Dalam konteks Sutta Piṭaka, diṭṭhi merujuk kepada pandangan secara umum, sedangkan dalam konteks Abhidhamma Piṭaka, diṭṭhi secara spesifik merujuk pada faktor mental yang mendasari kemunculan pandangan-salah (micchā-diṭṭhi), yaitu pandangan atau opini yang keliru (vitathā diṭṭhi), tidak berdasar, atau tidak sesuai dengan realitas.[7]

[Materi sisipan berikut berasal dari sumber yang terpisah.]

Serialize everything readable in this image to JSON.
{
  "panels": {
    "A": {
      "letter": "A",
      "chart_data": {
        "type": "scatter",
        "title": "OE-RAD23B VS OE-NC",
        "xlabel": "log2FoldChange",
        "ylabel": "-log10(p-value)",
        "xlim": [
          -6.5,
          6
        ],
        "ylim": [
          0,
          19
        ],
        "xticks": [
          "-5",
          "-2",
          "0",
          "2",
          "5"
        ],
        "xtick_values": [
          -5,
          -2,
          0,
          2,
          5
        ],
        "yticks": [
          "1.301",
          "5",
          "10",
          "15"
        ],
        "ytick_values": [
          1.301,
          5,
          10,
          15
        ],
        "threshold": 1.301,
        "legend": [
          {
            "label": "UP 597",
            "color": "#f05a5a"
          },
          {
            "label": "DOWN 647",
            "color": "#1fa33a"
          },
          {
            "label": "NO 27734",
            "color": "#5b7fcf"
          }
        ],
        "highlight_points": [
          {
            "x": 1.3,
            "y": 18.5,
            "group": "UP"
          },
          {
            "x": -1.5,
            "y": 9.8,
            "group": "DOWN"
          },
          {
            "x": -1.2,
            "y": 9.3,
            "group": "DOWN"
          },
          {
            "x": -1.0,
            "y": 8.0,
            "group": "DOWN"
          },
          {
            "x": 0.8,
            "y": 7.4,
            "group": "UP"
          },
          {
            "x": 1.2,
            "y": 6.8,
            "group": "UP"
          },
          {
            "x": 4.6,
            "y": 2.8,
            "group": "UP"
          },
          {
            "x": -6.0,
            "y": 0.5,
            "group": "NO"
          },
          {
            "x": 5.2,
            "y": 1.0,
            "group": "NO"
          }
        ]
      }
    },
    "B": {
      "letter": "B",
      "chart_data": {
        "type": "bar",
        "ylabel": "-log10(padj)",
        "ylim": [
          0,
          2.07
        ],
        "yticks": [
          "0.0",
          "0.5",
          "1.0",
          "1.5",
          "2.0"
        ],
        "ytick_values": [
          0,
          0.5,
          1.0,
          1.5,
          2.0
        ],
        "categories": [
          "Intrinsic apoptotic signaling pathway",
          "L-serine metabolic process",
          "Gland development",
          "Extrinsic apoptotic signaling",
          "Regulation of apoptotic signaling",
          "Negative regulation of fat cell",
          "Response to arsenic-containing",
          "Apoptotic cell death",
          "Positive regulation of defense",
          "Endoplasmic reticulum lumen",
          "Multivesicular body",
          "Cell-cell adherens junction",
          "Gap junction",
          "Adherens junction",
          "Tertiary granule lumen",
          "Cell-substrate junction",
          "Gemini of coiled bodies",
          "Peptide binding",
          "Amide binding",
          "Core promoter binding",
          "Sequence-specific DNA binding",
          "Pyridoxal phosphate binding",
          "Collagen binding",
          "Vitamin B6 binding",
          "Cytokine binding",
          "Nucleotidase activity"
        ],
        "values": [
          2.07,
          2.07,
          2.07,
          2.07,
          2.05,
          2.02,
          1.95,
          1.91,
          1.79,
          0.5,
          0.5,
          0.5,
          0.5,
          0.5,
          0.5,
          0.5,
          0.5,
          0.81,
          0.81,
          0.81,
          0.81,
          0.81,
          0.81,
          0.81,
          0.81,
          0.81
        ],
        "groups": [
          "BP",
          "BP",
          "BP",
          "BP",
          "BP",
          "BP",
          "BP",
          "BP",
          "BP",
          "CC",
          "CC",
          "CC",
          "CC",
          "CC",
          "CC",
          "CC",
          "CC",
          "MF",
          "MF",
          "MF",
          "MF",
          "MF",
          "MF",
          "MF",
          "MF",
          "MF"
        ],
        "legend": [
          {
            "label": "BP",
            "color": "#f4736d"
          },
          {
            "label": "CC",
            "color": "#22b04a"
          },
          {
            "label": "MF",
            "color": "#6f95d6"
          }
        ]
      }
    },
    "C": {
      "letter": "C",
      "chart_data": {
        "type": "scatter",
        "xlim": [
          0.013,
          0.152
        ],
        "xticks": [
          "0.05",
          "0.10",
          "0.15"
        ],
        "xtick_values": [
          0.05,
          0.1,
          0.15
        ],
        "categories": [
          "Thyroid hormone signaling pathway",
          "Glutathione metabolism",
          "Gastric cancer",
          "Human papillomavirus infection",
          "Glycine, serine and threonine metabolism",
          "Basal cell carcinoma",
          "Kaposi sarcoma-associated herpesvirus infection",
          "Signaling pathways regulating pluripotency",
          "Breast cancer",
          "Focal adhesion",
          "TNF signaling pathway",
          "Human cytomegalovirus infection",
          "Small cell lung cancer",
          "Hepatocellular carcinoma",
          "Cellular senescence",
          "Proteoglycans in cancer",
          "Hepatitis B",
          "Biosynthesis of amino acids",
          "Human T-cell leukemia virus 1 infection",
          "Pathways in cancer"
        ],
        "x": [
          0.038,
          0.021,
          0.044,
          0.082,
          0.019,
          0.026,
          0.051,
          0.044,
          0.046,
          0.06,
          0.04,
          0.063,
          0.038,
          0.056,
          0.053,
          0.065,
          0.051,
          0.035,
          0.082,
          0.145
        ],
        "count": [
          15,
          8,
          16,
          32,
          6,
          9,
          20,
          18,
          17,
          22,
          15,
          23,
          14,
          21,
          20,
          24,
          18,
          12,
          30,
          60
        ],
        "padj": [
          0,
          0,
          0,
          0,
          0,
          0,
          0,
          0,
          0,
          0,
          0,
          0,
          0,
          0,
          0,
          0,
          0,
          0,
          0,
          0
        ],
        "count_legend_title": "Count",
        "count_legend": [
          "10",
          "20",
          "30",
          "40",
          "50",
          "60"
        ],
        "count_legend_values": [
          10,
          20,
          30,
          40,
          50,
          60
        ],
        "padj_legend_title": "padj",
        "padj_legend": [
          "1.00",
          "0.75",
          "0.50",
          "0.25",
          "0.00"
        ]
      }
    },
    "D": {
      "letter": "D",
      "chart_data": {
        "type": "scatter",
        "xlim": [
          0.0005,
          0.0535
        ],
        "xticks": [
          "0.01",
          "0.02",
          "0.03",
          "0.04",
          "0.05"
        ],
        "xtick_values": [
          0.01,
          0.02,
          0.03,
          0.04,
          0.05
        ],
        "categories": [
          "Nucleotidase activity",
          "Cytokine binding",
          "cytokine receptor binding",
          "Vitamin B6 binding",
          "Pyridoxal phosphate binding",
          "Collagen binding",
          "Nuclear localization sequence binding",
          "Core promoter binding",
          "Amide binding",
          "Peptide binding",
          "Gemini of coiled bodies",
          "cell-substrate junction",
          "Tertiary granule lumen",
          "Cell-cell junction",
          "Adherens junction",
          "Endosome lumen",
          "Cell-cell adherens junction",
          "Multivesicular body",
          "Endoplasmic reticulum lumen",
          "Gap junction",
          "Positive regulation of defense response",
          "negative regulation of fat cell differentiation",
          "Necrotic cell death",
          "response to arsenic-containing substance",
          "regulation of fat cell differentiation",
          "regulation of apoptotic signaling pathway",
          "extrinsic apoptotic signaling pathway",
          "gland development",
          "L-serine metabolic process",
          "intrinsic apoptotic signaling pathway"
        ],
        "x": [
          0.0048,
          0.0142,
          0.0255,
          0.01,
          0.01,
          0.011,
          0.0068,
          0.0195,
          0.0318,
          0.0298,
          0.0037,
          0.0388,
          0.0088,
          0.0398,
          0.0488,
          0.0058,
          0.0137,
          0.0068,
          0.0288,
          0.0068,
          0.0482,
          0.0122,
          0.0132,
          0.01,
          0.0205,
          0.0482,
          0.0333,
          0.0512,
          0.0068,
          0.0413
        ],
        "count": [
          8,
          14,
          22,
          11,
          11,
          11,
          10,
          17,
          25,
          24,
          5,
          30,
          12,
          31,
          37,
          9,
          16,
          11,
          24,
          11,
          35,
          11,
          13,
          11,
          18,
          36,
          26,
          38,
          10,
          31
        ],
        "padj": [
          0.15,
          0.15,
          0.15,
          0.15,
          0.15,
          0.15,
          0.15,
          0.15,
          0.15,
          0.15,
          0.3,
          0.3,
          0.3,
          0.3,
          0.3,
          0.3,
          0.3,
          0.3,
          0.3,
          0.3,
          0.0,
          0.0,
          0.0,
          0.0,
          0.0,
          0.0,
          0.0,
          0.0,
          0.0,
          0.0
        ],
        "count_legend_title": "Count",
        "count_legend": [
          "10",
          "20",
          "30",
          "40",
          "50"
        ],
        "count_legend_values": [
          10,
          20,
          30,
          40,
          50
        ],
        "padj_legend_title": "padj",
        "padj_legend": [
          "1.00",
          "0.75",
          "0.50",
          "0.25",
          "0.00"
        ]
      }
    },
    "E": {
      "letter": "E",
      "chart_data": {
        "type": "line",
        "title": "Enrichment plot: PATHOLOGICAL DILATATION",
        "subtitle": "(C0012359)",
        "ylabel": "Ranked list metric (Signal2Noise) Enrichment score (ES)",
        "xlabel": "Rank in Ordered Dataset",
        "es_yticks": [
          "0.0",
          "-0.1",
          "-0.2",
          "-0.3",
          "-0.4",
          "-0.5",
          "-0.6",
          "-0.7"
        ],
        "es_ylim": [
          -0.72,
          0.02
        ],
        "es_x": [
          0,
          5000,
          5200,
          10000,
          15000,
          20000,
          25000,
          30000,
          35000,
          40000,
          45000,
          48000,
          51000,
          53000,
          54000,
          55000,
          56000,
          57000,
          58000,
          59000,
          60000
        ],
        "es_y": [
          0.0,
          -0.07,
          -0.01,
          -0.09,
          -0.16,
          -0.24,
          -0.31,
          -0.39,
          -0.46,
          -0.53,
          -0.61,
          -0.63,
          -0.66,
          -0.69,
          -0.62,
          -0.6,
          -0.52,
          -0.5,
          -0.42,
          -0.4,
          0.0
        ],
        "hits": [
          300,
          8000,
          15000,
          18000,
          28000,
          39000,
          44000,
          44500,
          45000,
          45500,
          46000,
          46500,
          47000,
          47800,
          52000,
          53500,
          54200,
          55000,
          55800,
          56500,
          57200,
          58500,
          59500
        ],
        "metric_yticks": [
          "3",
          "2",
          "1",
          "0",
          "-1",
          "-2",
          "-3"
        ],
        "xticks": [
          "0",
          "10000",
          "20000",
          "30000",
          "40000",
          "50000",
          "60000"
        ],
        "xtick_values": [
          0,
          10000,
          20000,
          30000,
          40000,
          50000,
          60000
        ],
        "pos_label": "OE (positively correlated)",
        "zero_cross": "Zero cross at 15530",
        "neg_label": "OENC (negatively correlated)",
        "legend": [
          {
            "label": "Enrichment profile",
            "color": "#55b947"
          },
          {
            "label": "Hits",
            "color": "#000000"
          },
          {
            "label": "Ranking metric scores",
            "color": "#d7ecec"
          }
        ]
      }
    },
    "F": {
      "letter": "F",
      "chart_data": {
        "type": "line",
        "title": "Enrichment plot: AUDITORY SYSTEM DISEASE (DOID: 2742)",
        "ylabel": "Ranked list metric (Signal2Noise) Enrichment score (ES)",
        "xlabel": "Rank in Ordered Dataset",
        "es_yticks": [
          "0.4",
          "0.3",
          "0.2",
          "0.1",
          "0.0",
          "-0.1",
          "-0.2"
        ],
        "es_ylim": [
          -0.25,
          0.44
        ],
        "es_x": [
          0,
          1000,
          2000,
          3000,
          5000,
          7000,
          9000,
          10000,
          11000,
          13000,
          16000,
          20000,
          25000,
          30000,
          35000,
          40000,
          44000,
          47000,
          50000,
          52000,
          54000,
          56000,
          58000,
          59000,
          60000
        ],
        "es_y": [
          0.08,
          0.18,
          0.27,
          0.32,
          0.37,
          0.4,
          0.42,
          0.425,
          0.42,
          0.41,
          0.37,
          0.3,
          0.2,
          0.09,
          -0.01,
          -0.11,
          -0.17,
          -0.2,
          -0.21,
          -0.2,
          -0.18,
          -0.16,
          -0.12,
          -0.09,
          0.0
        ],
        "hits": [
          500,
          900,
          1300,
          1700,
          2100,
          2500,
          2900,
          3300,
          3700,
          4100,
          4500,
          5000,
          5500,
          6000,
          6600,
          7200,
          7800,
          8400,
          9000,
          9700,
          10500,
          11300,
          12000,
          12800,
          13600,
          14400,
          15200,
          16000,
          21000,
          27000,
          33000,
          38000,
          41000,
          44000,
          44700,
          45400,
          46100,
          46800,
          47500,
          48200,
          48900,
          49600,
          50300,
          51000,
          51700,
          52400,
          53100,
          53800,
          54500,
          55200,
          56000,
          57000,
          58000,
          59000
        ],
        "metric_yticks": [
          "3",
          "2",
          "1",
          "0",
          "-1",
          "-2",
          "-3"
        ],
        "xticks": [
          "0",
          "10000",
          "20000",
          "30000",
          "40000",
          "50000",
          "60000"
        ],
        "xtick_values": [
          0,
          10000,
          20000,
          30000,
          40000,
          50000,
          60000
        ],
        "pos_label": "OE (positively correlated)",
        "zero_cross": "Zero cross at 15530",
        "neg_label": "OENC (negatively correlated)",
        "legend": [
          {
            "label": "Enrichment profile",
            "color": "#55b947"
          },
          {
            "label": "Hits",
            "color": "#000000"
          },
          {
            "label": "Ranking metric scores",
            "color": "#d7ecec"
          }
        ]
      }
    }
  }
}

Dalam kitab Dīgha Nikāya, pandangan benar dijelaskan sebagai berikut:
Pandangan benar adalah pengetahuan atau pemahaman mengenai dukkha, sebab dukkha, penghentian dukkha, serta jalan menuju penghentian dukkha.
— Dīgha Nikāya 22
Oleh karena itu, pandangan benar diartikan sebagai pengetahuan atau pemahaman atas Empat Kebenaran Mulia.[5][8]
Sepuluh pandangan benar
Dalam Cunda Sutta (AN 10.176),[9] Paṭhamanirayasagga Sutta (AN 10.211),[10] dan Paṭhamasañcetanika Sutta (AN 10.217),[11] dijelaskan bahwa seseorang yang memiliki pandangan benar memiliki perspektif benar sebagai berikut (sammādiṭṭhiko hoti aviparītadassano):
"Ada yang diberikan" (atthi dinnaṁ)
"Ada yang dikorbankan" (atthi yiṭṭhaṁ)
"Ada yang dipersembahkan" (atthi hutaṁ)
"Ada buah atau akibat dari perbuatan baik dan buruk" (atthisukaṭadukkaṭānaṁ kammānaṁ phalaṁ vipāko)
Keempat pandangan tersebut menegaskan bahwa pemberian (dāna), persembahan (pūjā), dan kebajikan lainnya itu bermanfaat dan menghasilkan buah atau akibat karma (kammassakatā-sammādiṭṭhi). Pandangan ini menolak pandangan amoralisme yang menyatakan bahwa tidak ada akibat dari perbuatan baik dan buruk.[8][12]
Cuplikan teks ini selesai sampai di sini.